Page 66 of Bought
I leashed my fury hard because that could keep. There was something more, I could see it in his face. “What else?”
“She’s been communicating with the Hamiltons,” Caleb said. “I saw the texts on her phone. The reason she evaded my security on Friday was that she was going to meet a Hamilton contact at the carousel in Central Park.”
Fear coiled like ice through my veins. The urge to lash out, to break something was nearly overwhelming, so I turned and strode to the windows instead, staring out at the city laid before me as I tried to get a handle on myself.
“She didn’t meet with them,” Caleb went on in a flat voice. “I made sure she didn’t.”
I stared hard at the city through the glass. “Did she say what they wanted?”
“I haven’t spoken to her yet. I locked her in my fucking apartment all weekend so I could deal with the fallout and arrange some better security.” He paused. “I thought you’d want to speak to her first.”
I should speak to her, and I knew it. But I didn’t trust myself. Bitter anger ate away at me, at Isabel for not listening and the stupidity of her escaping the measures I’d put in place to keep her safe. But mostly I was furious with myself.
Because part of me knew exactly why she wanted to contact the Hamiltons, part of me knew very well. She wanted to know about her mother, about my Juliana, and I couldn’t blame her for that, because the reason she didn’t about her know was me.

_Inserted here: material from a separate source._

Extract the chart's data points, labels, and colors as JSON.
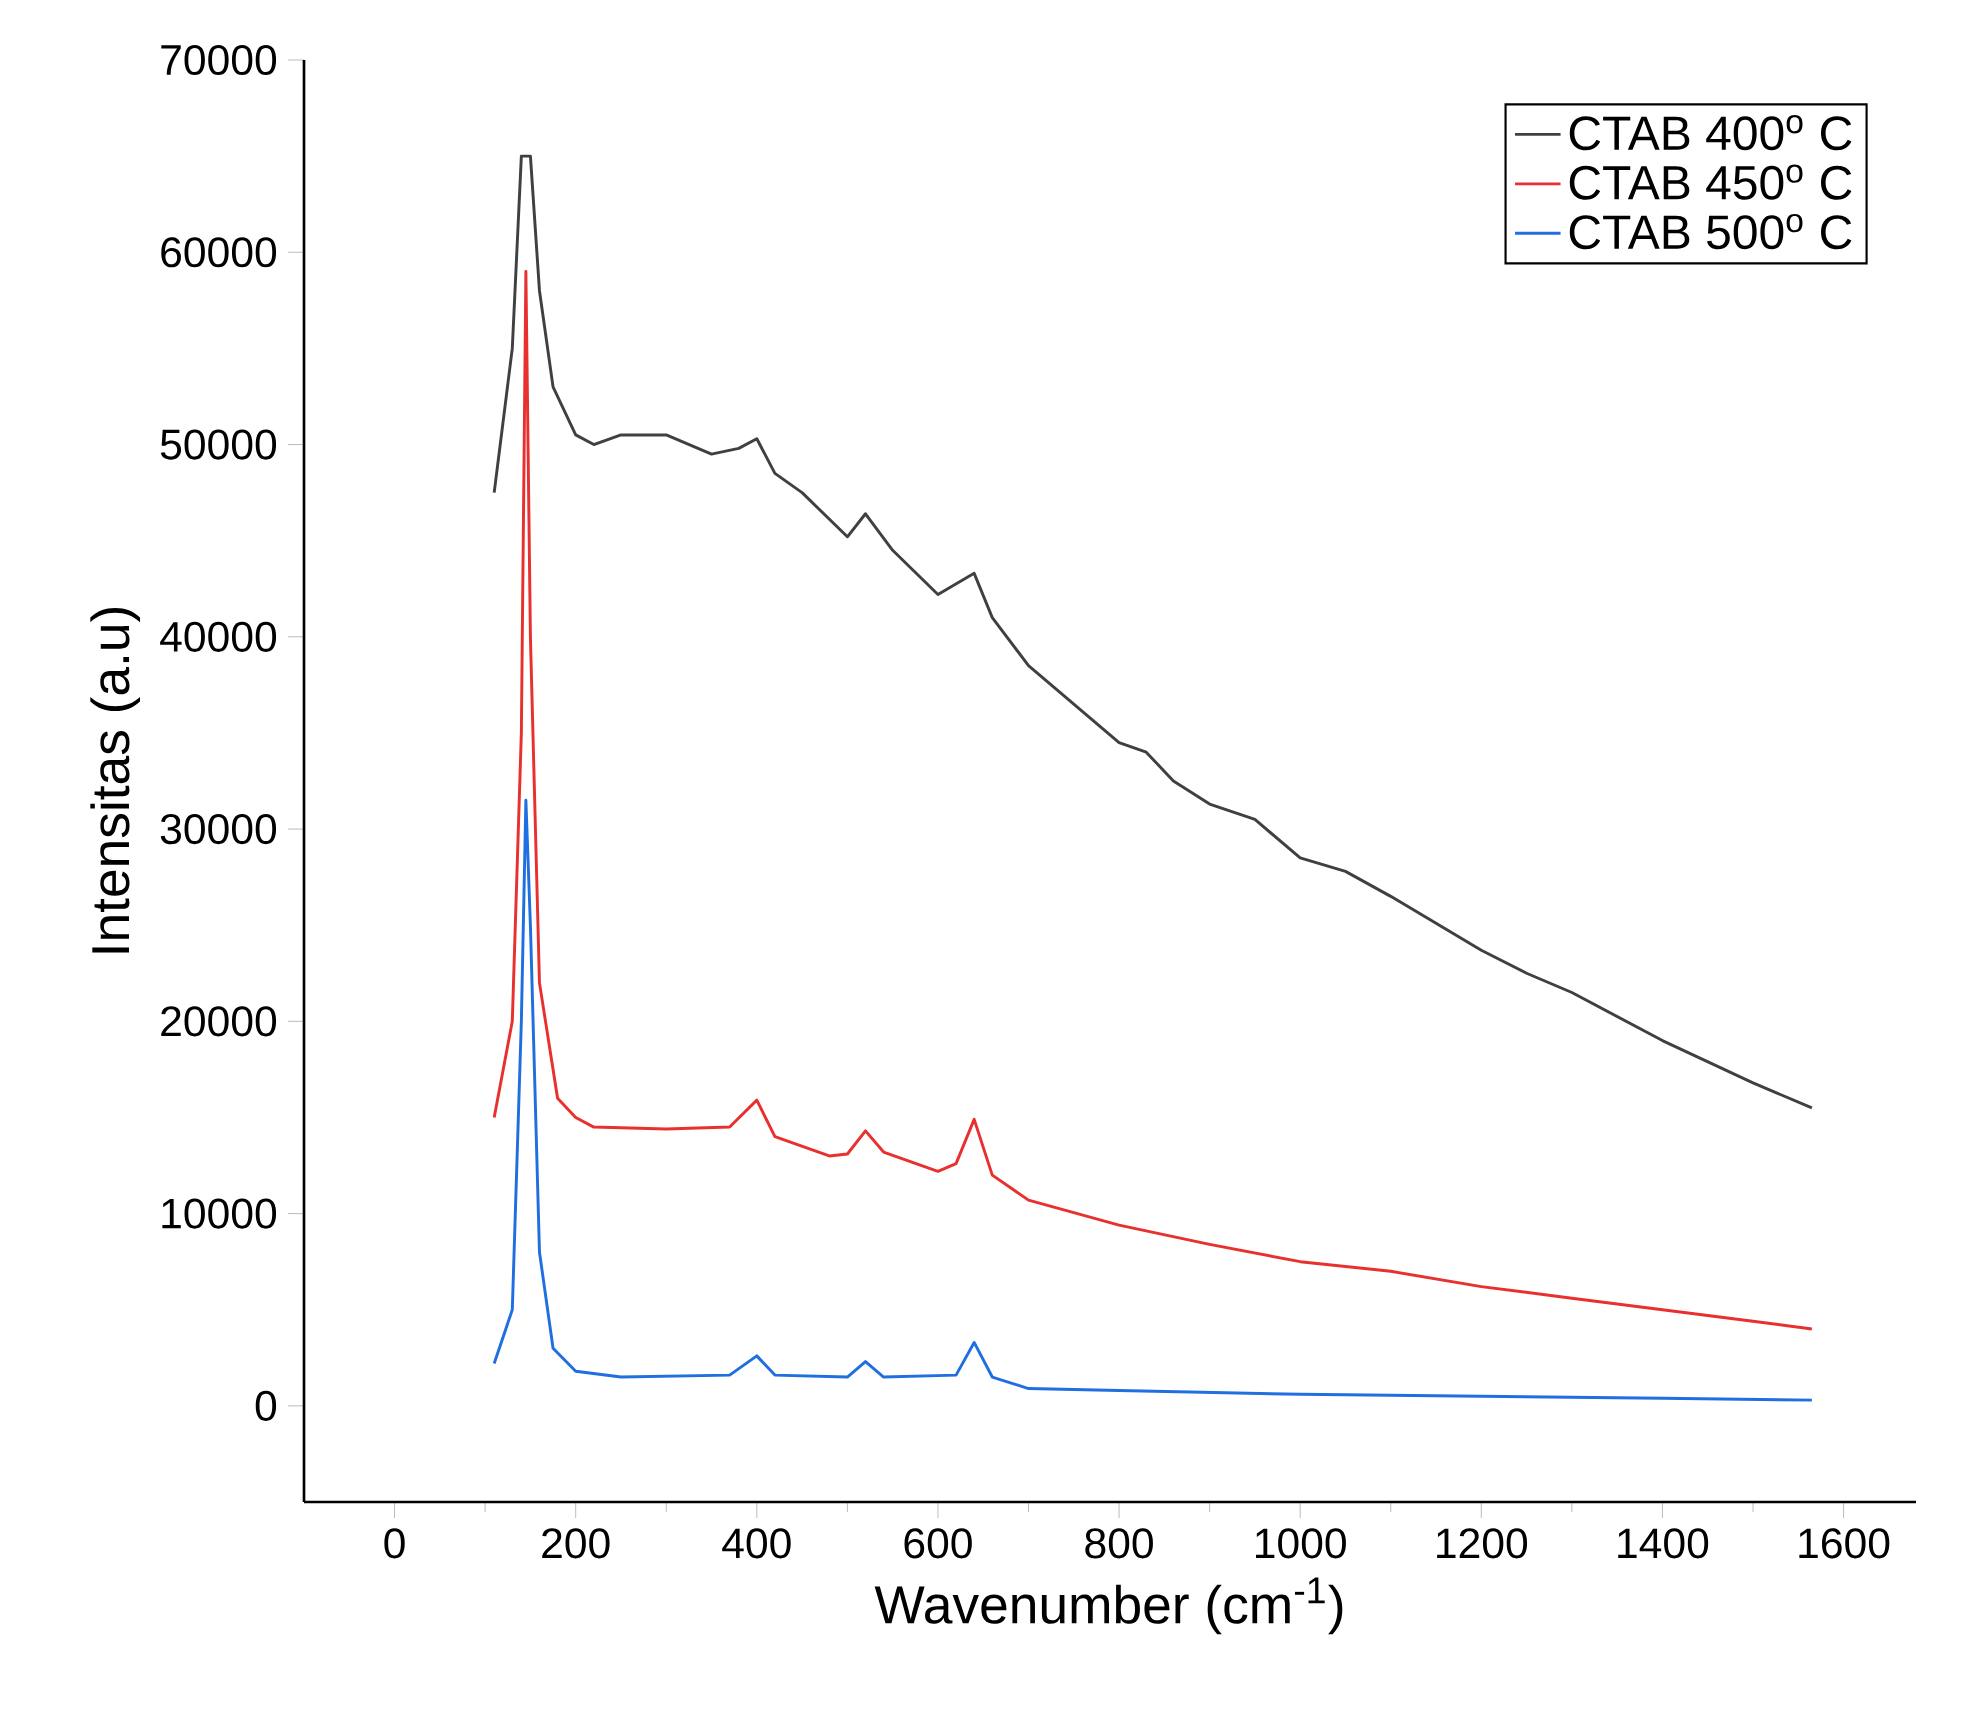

I never talked about Juliana. Never. And after her death, after the Hamiltons tried to take Isabel away from me, I thought that not talking about her, not even mentioning her name was for the best. I didn’t want Isabel thinking about her or the Hamiltons, thinking they were the good guys, that they were people worth knowing. They were the enemy. They’d tried to control Juliana since the day she was born, and it was only down to her stubborn strength and rebellious spirit that they hadn’t broken her.
I wouldn’t let them break Isabel.
But my daughter was as stubborn, determined, and rebellious as her mother, so I wasn’t surprised that now she was an adult, she’d go looking for the only family she had.
Caleb had always told me I held her too tightly. He was right.
You shouldn’t have kept Juliana for yourself. You should have talked to Isabel about her.
I should have. But I hadn’t. And now I had to deal with the fallout.
“Don’t worry,” Caleb said. “I’m going to find out what they’re up to. The texts on Isabel’s phone are just about meeting places, times and dates, nothing further, and I’m pretty sure she doesn’t know herself. But I have a few contacts I can hit up.”
I fixated on a building across the street where a man was currently chatting with a young woman. “You were supposed to keep her safe,” I gritted out.
“Take it down a notch, Ten,” Atlas murmured, not helping the situation.
“Yeah, I was.” Caleb’s voice was uncompromising. He’d be as angry with himself as I was with him. “And her evading my security is on me. It won’t happen again.”
I turned around to tell him he was damn right it wouldn’t happen again, when the doors of his office were suddenly flung open and Isabel was standing there, her red hair in a halo around her flushed face, green eyes spitting sparks.
It was obvious she was furious and just as obvious from the way her gaze went from Caleb to me then Atlas that she hadn’t been expecting either me or Atlas to be here.
“Ah, Isabel. Just the person we want to see,” Caleb said expressionlessly.
She didn’t look at him, staring at me instead, the sparks in her eyes draining away to be replaced by shock. “Um…hi,” she said hesitantly. “S-sorry, I didn’t know—”
“It doesn’t matter.” I stared at her coldly since she was here now so we might as well have our little chat. “Caleb told me what happened on Friday night.”
She swallowed. “About the…. uh….about the….”
“About you somehow escaping your detail. He found you in a bar in the Village. You were by yourself, apparently with plans to…” A muscle in the side of my jaw jumped as the fury inside me reignited. “Meet some person at the carousel.”
“If you two want some privacy,” Atlas began.
But I ignored him. “What the fuck were you thinking, Isabel?”
And just like that, the green sparks of temper leapt in her eyes again. “I was trying to find out just a little something about my mother,” she said hotly. “Oddly enough, I don’t know a single thing about her, because you tell me jack shit.”
My hands clenched into fists at my sides. It didn’t help that what she was saying was exactly what I’d thought it would be. “So, you thought that meeting some complete stranger, on your own was—”
“You can’t even say her name!” she shouted suddenly, already halfway across the room toward me. “Her name was Juliana Hamilton, Dad. Say it!”